# i got my betta!!!!



## zero (Mar 27, 2012)

hes not the crown tail like i wanted but heres how i came to own him.....i went to the pet shop yesterday to get some food for my lizards and i went on auto pilot to the fish section! i was on the phone to my boyfriend and was jsut gazing at the betta tanks....and there he was! hideing behind the ornament in his little old tank....hes so pretty!!!! hes black and when the light shines on his fins there a steel blue/grey colour and his pelvic fins have one red and one white band. hes a little tatty round the edges as he was kept on gravel but im sure he'll fix himself in no time as i have uber soft sand and glass pebbles. hes very shy, seems to be scared of his own shadow so i couldnt get a good picture of him, ive got one of him in the bag tho thats rubbish but ill up load anyway. once hes feeling more adventerous ill get some better pictures.


----------



## zero (Mar 27, 2012)




----------



## majerah1 (Oct 29, 2010)

Awww,so pretty!Congrats,he will enjoy his home!


----------



## zero (Mar 27, 2012)

do you know he inadvertently saved one of my danios life too! i done a water change and ended up with one less danio, i assumed he got sucked up the siphon when i couldnt find him anywhere and was pretty annoyed i didnt take the time to check i hadnt sucked up a fish! anyway when i got my betta home he was hanging around the filter and looked like he got his fin stuck on the top so looked round the side of the tank to make sure and there was my lost danio squashed vertically in-between the glass and filter!!!!! i really have no idea how he got there as i didnt move the filter at all!!!


----------



## majerah1 (Oct 29, 2010)

LOL,nice!


----------



## zero (Mar 27, 2012)

i was looking at him in more detail yesterday and it seems his tail is split. id say around 1/4 of the top of his tail is seperate from the rest, could this be hes torn it or is he some sort of Double Tail gone wrong? ive not seen him flare completley yet as he still runs and hides from when when i go up to the tank!
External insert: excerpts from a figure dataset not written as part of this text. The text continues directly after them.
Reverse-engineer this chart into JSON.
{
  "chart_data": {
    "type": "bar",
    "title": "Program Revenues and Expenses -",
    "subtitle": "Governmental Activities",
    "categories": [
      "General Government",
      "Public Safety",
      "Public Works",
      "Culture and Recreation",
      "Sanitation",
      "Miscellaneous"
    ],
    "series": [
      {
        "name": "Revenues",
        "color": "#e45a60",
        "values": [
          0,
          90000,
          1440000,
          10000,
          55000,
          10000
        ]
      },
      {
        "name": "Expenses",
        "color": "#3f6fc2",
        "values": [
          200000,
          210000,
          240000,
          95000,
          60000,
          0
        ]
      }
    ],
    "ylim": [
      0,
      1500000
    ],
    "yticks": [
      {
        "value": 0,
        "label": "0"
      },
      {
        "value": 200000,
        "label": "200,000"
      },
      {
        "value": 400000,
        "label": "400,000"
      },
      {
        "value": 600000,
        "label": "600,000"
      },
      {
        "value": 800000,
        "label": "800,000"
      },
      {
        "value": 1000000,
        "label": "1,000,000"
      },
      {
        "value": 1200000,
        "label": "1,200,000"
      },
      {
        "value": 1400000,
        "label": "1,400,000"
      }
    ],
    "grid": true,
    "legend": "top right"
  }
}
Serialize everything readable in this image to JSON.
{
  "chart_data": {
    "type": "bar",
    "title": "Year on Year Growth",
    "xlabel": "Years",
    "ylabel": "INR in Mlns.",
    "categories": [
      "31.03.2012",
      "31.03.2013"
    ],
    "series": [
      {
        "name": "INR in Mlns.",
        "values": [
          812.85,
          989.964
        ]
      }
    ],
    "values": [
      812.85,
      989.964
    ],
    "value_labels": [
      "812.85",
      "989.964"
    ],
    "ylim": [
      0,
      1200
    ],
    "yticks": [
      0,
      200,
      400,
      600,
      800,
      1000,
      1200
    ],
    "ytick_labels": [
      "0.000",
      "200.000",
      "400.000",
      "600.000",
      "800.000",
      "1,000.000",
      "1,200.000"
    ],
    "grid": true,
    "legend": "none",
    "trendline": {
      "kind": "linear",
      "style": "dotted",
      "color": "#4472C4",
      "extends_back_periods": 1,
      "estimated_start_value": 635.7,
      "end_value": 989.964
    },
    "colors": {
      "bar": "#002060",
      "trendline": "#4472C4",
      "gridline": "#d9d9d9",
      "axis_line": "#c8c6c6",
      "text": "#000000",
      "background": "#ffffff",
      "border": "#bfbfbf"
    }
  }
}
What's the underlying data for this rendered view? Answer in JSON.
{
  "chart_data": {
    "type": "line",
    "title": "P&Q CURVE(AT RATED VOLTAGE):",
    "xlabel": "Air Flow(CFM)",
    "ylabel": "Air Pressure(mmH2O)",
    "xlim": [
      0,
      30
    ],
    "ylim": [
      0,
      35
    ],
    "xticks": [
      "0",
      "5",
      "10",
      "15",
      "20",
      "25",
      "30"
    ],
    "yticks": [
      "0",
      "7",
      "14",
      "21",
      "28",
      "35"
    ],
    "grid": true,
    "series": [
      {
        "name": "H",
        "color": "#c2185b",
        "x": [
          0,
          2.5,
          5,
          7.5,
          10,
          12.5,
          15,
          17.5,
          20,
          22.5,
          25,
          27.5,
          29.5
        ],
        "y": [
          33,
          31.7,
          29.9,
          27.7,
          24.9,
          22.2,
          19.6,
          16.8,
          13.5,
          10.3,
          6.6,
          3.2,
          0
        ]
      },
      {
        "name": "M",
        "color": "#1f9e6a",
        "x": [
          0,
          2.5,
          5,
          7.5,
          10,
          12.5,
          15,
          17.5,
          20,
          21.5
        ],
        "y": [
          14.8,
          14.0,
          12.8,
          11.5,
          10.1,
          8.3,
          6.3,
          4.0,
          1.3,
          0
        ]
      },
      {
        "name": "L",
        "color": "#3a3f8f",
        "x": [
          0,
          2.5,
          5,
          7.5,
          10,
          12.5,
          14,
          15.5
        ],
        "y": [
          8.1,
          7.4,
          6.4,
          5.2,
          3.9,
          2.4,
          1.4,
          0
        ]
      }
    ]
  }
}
hes some bad pics of him. not sure why the tail looks so blue, might be the flash, but its grey like i said, with black dots.


----------



## zero (Mar 27, 2012)




----------



## snail (Aug 6, 2010)

Thanks for sharing the pics, he is pretty. I'm not sure about the tail but bev can probably tell you


----------



## jasonmk1j (Jun 19, 2012)

He's nice, I nearly brought a really nice Crowntail today that seemed to be talking to me, I had to resist, I dont even have a tank for it, wish they'd get along, but then I guess they wouldn't be quite so special

I'd bet your filter intake did that to his tail, mine kept getting stuck and suffered the same damage, its them panicking when they start getting sucked in and tugging away quickly that does the damage I think.

I made a cage around my inlet by bending up a net to keep him out of range, theres still enough current to hold him and he rests there often, but getting away is nice and easy for him now.


----------



## zero (Mar 27, 2012)

Thanks  when I got him his fins were all bashed up. They had him on gravel n what looked like a sharp cave. I had my heart set on a crown tail but this guy talked to me too! I justcouldnt leave the shop with out him!


----------